Tuesday, 11 December 2018 - 05:15

Burqa e niqab. Ruzzante (PD): “La maggioranza parla di sicurezza ma vota contro la proposta di Pd e M5S di garantire controlli nelle sedi della Regione contro le persone che occultano il volto e portano armi”

Gen 31st, 2017 | By | Category: Cronaca/Politica, Prima Pagina

Piero Ruzzante

Venezia, 31 gennaio 2017   “Altro che divieto di burqa e niqab, la vera notizia è che la maggioranza ha votato una legge secondo cui nei luoghi pubblici si può entrare armati. E lo ha fatto bocciando in maniera ideologica prima un mio emendamento e poi un ordine del giorno presentato da PD e Cinque Stelle sulle misure di controllo, compresi i metal detector, per impedire l’ingresso nelle sedi regionali, inclusi ospedali e Ulss, di persone che in qualunque modo occultano o travisano il volto o che portano armi, ad eccezione delle forze dell’ordine in servizio e del servizio di vigilanza”.
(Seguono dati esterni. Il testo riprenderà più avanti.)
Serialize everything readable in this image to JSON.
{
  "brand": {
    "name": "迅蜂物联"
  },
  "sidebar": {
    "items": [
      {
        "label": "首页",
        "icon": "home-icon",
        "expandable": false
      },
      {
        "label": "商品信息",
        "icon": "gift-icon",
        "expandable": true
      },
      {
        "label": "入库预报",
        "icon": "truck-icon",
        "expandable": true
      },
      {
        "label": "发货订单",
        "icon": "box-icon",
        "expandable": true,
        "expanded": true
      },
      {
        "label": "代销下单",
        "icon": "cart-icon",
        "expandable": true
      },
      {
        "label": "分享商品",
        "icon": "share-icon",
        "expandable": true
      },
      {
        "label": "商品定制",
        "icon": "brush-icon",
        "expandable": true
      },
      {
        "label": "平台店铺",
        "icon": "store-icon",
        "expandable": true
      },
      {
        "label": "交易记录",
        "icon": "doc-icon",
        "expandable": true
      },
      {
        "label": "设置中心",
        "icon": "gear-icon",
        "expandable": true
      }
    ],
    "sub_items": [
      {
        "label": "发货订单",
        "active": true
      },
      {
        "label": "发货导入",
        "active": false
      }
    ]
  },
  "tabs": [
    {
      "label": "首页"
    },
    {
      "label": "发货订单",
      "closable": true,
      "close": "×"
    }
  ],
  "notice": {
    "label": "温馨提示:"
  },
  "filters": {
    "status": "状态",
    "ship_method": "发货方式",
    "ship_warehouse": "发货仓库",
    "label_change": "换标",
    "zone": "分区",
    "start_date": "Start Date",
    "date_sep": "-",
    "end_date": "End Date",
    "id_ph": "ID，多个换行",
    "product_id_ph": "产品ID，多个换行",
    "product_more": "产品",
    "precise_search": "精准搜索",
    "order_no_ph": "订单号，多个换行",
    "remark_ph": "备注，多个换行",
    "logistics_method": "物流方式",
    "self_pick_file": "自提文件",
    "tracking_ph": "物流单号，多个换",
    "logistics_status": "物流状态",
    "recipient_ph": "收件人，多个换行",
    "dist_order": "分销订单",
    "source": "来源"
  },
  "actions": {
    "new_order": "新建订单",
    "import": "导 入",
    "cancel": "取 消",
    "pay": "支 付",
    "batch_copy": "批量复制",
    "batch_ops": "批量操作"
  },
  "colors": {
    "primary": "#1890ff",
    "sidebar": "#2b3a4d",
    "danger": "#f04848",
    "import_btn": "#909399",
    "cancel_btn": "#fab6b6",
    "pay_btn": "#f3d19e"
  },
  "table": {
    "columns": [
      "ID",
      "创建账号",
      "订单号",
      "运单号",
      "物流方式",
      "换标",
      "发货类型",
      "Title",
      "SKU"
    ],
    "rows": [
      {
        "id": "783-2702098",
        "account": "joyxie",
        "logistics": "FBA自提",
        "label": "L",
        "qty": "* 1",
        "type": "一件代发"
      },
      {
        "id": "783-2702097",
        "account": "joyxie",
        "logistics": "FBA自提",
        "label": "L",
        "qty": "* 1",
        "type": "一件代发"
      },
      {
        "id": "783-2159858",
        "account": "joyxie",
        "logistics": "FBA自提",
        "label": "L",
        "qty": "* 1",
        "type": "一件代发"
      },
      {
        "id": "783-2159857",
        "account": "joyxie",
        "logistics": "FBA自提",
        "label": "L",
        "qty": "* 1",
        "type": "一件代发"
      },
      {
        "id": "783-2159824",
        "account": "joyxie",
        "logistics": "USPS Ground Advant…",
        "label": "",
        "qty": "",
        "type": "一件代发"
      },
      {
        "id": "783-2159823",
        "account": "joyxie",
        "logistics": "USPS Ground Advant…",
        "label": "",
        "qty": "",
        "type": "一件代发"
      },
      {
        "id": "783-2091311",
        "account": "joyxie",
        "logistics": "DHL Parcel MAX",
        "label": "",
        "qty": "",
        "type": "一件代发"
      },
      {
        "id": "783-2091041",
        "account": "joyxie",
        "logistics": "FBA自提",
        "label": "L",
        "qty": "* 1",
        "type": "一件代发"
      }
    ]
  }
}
Questo il commento del consigliere regionale del Partito Democratico Piero Ruzzante sulla Proposta di legge statale che chiede di integrare le norme del codice penale in cui si vieta il “travisamento del volto” nei luoghi pubblici, passata con il voto contrario del PD.
“È una legge ideologica che non modificherà nulla, non ha alcuna possibilità di essere trasformata dal Parlamento, come le altre Proposte di legge statale presentate da questa maggioranza: nessuna delle quali è stata nemmeno discussa. Se c’è un problema di sicurezza pubblica potevamo agire subito e meglio senza neanche bisogno di modificare il regolamento, con un provvedimento da subito operativo. Ma l’ordine del giorno per potenziare i controlli per accedere in tutte le sedi della Regione è stato respinto. È evidente che quella della maggioranza è una sorta di ‘crociata’, poiché hanno bocciato qualsiasi proposta di modifica”

“Questa maggioranza che parla sempre di autonomia non avuto il coraggio di applicare subito la possibilità di esercitare maggiori controlli nelle sedi della regione il consigliere Villanova avrebbe avuto qualche titolo sui giornali in meno, ma forse i cittadini del Veneto avrebbero portato a casa un risultato migliore”.